We transformed 2 different strains of bacteria (HB101 and CGSC #3600) and inserted the pET29b plasmid (with shinorine producing genes).


  • HB101 E. Coli strain
  • CGSC #3600 E. Coli Strain (mutagenic strain from the Yale Coli Genetic Stock Center
  • LB Media
  • 75mM CaCl2
  • pET29b plasmid backbone (Ava3858-3855, Ava3858-3856, Ava3858-3857 are genes of interest)
  • pGLO plasmid
  • kanamycin (50ug/ml)+ampicillan (100ug/ml) plate


We ran transformations with the following plasmids for each E. coli strain.

1. pET29b-Ava3858-3855 (Kan plate)

2. pET29b-Ava3858-3856 (Kan plate

3. pET29b-Ava3858-3857 (Kan plate)

4. pGLO (+control) (Amp plate)

5. no plasmid (-control)(Amp plate)

Competent Cell Preparation:

1. Pick single colony from plate stored at 4 oC.

2. Innoculate colony into 3 ml of LB in a 15 ml culture tube

3. Incubate at 37oC with shaking ~ 16 - 24 hours (overnight)

4. Add 1ml of the overnight culture to 10 ml fresh LB in a 50 ml Falcon tube(provides more aeration than a 15 ml tube but not as much as an Erlenmeyer flask)

5. Incubate @ 37oC with shaking 2.5 – 3.5 hours - The culture will be in log phase and turbid

6. Centrifuge at 3,500 RPM for 10 mins (big floor centrifuge) - balance w/water-filled Falcon tube or use the two tubes as prepared in step 4 to balance each other.

7. Decant supernatant and re-suspend in 2 ml sterile ice cold 75mM CaCl2 (11 g CaCl2•2H2O/100 ml water) CaCl2•2H2O MW = 147.01

8. Centrifuge at 3,500 RPM for 5 mins (big floor centrifuge)

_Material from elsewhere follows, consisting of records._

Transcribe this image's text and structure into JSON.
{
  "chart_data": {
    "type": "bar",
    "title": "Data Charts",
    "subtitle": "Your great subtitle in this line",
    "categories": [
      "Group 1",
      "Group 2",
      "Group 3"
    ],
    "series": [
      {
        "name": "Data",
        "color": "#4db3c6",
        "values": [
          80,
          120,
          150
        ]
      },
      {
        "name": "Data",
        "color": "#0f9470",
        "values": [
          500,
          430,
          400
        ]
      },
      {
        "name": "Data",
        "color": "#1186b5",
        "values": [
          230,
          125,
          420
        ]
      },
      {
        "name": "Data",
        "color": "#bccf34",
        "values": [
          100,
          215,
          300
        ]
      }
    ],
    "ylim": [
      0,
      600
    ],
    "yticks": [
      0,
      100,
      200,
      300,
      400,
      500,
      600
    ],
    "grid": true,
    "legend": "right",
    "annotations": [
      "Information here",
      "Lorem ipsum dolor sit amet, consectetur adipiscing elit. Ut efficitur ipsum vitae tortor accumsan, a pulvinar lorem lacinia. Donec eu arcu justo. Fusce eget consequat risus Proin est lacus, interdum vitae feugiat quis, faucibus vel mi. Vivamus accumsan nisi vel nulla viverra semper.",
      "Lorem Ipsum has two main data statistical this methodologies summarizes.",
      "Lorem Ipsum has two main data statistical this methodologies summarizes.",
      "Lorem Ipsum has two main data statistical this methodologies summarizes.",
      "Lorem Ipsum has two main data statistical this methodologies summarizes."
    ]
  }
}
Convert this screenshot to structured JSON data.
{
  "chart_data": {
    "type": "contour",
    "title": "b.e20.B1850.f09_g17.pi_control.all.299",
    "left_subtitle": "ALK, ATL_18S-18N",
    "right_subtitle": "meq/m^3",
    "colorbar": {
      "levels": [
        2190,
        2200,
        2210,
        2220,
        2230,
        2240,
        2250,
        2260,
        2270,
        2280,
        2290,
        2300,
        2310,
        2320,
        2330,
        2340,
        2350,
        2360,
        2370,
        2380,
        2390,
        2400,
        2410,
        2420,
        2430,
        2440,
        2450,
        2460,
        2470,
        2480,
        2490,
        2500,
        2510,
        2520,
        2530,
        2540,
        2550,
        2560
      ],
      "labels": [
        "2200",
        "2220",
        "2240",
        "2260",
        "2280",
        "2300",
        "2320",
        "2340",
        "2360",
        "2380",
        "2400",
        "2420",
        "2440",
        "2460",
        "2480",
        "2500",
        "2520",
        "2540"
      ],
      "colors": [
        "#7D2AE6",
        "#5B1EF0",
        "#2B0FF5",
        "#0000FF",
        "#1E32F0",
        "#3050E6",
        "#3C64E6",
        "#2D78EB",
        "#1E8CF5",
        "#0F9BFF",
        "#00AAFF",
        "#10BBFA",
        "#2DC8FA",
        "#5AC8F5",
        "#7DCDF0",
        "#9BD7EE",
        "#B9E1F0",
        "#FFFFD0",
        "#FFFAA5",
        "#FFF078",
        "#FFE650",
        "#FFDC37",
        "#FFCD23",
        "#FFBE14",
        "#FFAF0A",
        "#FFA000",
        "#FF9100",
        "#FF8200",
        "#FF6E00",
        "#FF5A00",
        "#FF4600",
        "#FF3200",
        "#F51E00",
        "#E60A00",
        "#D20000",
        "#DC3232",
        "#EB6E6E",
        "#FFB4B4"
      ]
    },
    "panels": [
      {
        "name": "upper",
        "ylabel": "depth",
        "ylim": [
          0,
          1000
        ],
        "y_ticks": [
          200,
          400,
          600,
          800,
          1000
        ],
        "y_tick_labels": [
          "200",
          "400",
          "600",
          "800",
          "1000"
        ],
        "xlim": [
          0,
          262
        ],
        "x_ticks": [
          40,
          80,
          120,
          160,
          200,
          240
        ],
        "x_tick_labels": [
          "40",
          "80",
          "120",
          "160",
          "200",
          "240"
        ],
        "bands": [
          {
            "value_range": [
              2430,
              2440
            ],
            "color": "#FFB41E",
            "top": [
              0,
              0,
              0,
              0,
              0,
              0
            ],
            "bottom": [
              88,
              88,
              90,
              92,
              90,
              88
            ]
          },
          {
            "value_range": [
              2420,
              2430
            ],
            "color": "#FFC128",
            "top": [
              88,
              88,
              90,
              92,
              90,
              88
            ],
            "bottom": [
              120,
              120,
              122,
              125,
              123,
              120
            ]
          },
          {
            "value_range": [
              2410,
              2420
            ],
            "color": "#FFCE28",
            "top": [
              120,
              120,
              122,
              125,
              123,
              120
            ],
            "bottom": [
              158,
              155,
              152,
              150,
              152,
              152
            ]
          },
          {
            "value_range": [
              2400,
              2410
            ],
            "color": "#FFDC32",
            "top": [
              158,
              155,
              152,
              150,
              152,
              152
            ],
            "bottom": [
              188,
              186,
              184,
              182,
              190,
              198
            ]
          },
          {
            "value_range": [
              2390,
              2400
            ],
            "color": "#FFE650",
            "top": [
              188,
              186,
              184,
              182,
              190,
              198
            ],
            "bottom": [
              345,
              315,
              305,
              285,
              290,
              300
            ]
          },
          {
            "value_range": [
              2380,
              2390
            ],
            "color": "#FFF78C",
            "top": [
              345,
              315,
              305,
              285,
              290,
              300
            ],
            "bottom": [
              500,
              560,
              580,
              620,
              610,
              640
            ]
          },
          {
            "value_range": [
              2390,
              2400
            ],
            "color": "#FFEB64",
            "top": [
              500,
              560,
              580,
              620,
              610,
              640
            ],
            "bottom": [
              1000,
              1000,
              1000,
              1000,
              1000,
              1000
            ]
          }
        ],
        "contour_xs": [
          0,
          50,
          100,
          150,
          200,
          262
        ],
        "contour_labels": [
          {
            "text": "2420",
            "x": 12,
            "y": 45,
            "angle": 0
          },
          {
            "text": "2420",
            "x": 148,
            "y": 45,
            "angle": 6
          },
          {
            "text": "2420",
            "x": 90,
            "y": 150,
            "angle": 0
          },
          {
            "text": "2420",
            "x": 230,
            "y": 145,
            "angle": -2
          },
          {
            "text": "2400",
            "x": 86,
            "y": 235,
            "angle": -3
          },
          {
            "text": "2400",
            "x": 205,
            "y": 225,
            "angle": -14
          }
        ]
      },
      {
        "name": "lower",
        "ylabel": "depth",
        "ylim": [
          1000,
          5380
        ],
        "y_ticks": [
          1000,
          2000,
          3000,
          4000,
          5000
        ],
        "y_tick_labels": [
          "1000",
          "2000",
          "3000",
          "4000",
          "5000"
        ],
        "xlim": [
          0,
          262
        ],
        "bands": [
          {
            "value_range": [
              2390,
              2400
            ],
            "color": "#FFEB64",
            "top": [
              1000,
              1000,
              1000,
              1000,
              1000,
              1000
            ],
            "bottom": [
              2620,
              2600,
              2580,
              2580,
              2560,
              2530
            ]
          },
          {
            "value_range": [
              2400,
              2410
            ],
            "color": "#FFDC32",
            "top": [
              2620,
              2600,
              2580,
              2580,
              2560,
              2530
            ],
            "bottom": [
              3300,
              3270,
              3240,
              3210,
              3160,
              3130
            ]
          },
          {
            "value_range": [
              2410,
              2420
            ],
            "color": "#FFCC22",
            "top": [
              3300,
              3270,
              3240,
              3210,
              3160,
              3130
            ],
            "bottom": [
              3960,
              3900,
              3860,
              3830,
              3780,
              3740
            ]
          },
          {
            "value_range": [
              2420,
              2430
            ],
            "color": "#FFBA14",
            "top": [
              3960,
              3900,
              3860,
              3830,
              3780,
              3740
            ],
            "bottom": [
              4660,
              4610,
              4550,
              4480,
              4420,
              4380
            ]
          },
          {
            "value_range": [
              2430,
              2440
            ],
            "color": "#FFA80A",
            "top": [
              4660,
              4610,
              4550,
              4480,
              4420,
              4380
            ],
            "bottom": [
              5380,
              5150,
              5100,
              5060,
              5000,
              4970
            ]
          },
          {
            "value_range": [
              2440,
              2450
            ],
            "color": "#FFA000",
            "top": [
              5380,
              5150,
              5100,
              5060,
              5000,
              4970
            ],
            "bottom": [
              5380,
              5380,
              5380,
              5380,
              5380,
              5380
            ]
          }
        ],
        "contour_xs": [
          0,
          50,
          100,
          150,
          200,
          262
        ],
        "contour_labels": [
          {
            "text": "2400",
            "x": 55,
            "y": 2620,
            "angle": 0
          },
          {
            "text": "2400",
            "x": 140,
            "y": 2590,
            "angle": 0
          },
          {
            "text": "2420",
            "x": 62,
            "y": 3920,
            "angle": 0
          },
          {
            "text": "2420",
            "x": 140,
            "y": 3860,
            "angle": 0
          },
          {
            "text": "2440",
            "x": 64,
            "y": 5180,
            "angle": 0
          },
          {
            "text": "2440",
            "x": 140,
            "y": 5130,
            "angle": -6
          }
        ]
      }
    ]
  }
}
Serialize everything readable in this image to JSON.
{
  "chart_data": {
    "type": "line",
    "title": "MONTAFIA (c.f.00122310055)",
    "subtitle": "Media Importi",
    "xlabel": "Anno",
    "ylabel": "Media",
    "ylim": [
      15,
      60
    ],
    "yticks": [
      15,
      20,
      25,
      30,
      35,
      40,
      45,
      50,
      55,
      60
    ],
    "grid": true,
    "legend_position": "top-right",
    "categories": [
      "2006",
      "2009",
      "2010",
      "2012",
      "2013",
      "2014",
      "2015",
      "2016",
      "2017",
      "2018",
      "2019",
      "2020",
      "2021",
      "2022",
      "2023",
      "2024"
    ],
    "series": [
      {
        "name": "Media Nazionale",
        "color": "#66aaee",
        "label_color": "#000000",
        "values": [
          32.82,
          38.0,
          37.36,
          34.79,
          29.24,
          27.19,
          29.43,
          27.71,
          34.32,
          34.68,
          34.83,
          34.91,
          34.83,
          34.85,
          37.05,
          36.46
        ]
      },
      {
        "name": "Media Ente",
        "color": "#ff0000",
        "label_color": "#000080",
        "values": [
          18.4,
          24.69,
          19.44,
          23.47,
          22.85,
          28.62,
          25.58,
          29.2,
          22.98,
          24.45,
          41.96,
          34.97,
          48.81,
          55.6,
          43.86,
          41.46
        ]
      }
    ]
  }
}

9. Decant supernatant and re-suspend in 1 ml sterile ice cold 75mM CaCl2


10. Put 50 μL of cell solution into PCR tubes ON ICE

11. Add DNA (1-2 μL plasmid DNA or 10-20 μL PCR product) to 50 μL of cells and run in thermal cycler on program TRANS: (30 min 4 ̊C, 45 sec 42 ̊C, 5 min 4 ̊C)

12. While thermocycler is running, fill sterile 1.5 ml microcentrifuge (Eppi) tubes with 450 μL sterile LB (1:10 dilution of transformed cells), and pre warm in water bath to 37

13. After thermocycler is finished, transfer the 50 μL of transformed cells into pre-warmed 450 μL LB Eppi tube to yield a total of 500 μL in each eppi tube

14. Incubate 45 min-1hr at 37oC with shaking

15. Centrifuge grown out cells at 12,000 RPM for 30 sec - 1 min.

16. Decant most of the supernatant--leave about 150-200 μL.

17. Resuspend cells in this solution

18. Transfer cells onto solid growth media

19. Incubate plates at 37 ̊C, look for colonies the next


We got transformants in the CGSC #3600 strain for the following plasmids.

1. pET29b-Ava3858-3855 (Kan plate)

  • This is the full Ava Gene cluster to produce shinorine

2. pET29b-Ava3858-3856 (Kan plate)

4. pGLO (+ control) (Amp plate)

The HB101 had no transformants. We suspect that there was a problem with the HB101 competent cells since we got nothing on any of the HB101 plates.